Nommé en urgence à la tête de la Tunisie après la lourde défaite face à la Suède (5-2) lors de la première journée de la Coupe du Monde 2026, le sélectionneur français a rapidement pris les choses en main. Dès son arrivée, il s’est adressé à un groupe touché moralement mais qui joue déjà une grande partie de son avenir dans la compétition face au Japon.
Face à ses joueurs, le technicien a d’abord insisté sur l’importance de tourner la page. Malgré la gifle reçue par la Tunisie contre les Suédois, il refuse de tout remettre en cause après un seul match. Après avoir revu la rencontre, il estime que le score ne reflète pas totalement le contenu proposé par les Tunisiens.
Le sélectionneur a notamment rappelé que la Tunisie avait montré un tout autre visage lors des éliminatoires, avec une solidité défensive qui avait fait sa force.

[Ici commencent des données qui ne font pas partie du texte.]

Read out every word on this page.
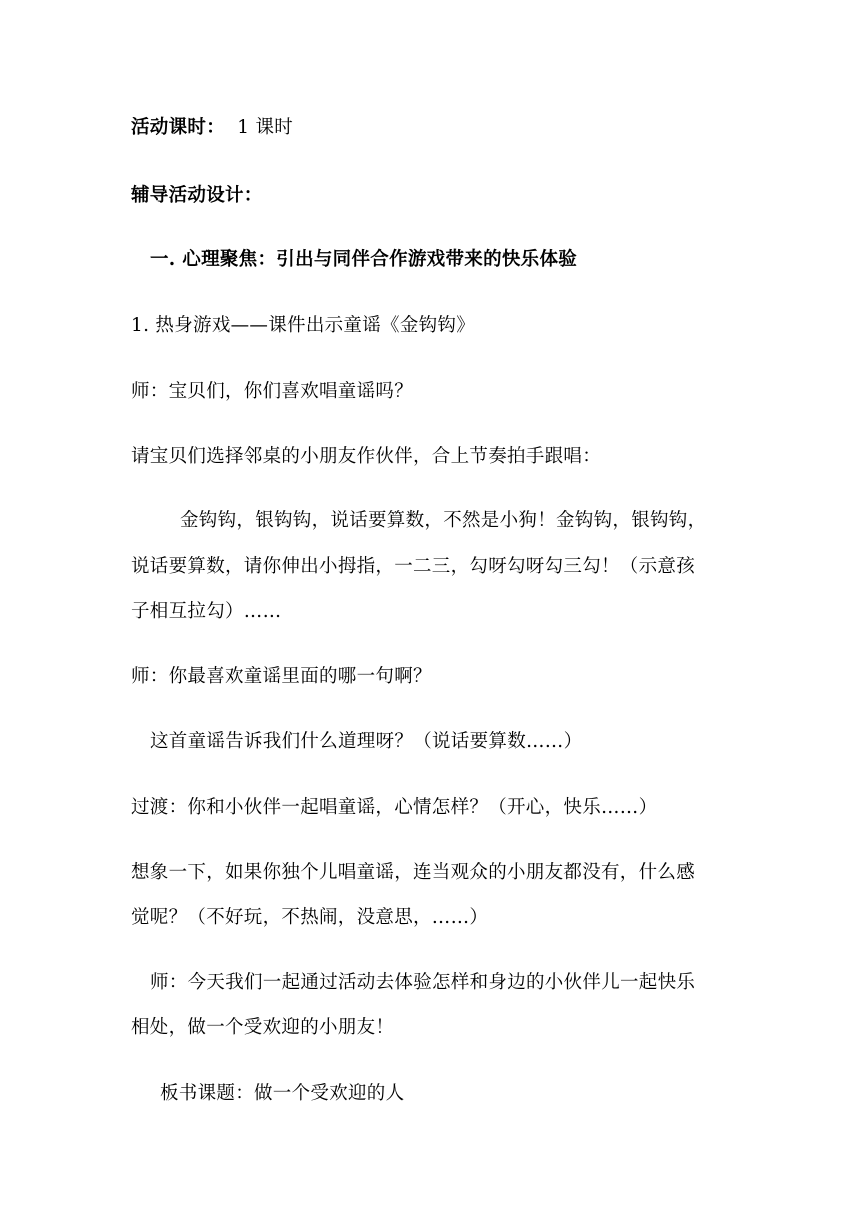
活动课时： 1 课时
辅导活动设计：
一. 心理聚焦：引出与同伴合作游戏带来的快乐体验
1. 热身游戏——课件出示童谣《金钩钩》
师：宝贝们，你们喜欢唱童谣吗？
请宝贝们选择邻桌的小朋友作伙伴，合上节奏拍手跟唱：
金钩钩，银钩钩，说话要算数，不然是小狗！金钩钩，银钩钩，
说话要算数，请你伸出小拇指，一二三，勾呀勾呀勾三勾！（示意孩
子相互拉勾）……
师：你最喜欢童谣里面的哪一句啊？
这首童谣告诉我们什么道理呀？（说话要算数……）
过渡：你和小伙伴一起唱童谣，心情怎样？（开心，快乐……）
想象一下，如果你独个儿唱童谣，连当观众的小朋友都没有，什么感
觉呢？（不好玩，不热闹，没意思，……）
师：今天我们一起通过活动去体验怎样和身边的小伙伴儿一起快乐
相处，做一个受欢迎的小朋友！
板书课题：做一个受欢迎的人
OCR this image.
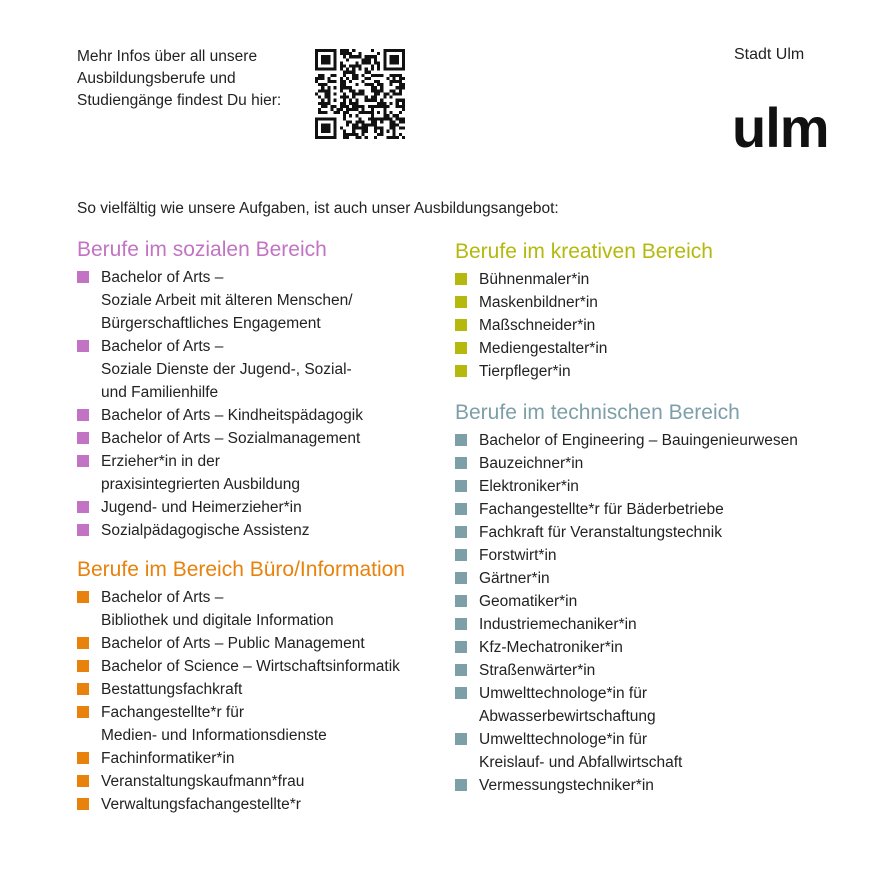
Mehr Infos über all unsere
Ausbildungsberufe und
Studiengänge findest Du hier:
Stadt Ulm
ulm
So vielfältig wie unsere Aufgaben, ist auch unser Ausbildungsangebot:
Berufe im sozialen Bereich
Bachelor of Arts –
Soziale Arbeit mit älteren Menschen/
Bürgerschaftliches Engagement
Bachelor of Arts –
Soziale Dienste der Jugend-, Sozial-
und Familienhilfe
Bachelor of Arts – Kindheitspädagogik
Bachelor of Arts – Sozialmanagement
Erzieher*in in der
praxisintegrierten Ausbildung
Jugend- und Heimerzieher*in
Sozialpädagogische Assistenz
Berufe im Bereich Büro/Information
Bachelor of Arts –
Bibliothek und digitale Information
Bachelor of Arts – Public Management
Bachelor of Science – Wirtschaftsinformatik
Bestattungsfachkraft
Fachangestellte*r für
Medien- und Informationsdienste
Fachinformatiker*in
Veranstaltungskaufmann*frau
Verwaltungsfachangestellte*r
Berufe im kreativen Bereich
Bühnenmaler*in
Maskenbildner*in
Maßschneider*in
Mediengestalter*in
Tierpfleger*in
Berufe im technischen Bereich
Bachelor of Engineering – Bauingenieurwesen
Bauzeichner*in
Elektroniker*in
Fachangestellte*r für Bäderbetriebe
Fachkraft für Veranstaltungstechnik
Forstwirt*in
Gärtner*in
Geomatiker*in
Industriemechaniker*in
Kfz-Mechatroniker*in
Straßenwärter*in
Umwelttechnologe*in für
Abwasserbewirtschaftung
Umwelttechnologe*in für
Kreislauf- und Abfallwirtschaft
Vermessungstechniker*in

Pour lui, les difficultés aperçues face à la Suède relèvent davantage d’un problème de confiance et d’agressivité que d’un manque de qualité.
Dans son discours, il a surtout insisté sur l’aspect mental. « Les plus forts, c’est ceux qui sont les plus forts mentalement », a-t-il lancé à son groupe, appelant ses joueurs à réagir dans les duels et à retrouver l’état d’esprit qui leur avait permis de décrocher leur qualification pour le Mondial.
Conscient de la déception des supporters tunisiens après ce faux départ, le sélectionneur français a également rappelé l’importance du maillot national et la responsabilité qui accompagne une Coupe du Monde. Un message clair avant un rendez-vous déjà crucial.
Car malgré cette entrée en matière ratée, la Tunisie est toujours en vie dans ce groupe. Une victoire contre le Japon relancerait complètement les Aigles de Carthage dans la course à la qualification. C’est désormais tout l’objectif du nouveau patron de la sélection, arrivé avec une mission simple : remettre son équipe sur les rails avant qu’il ne soit trop tard.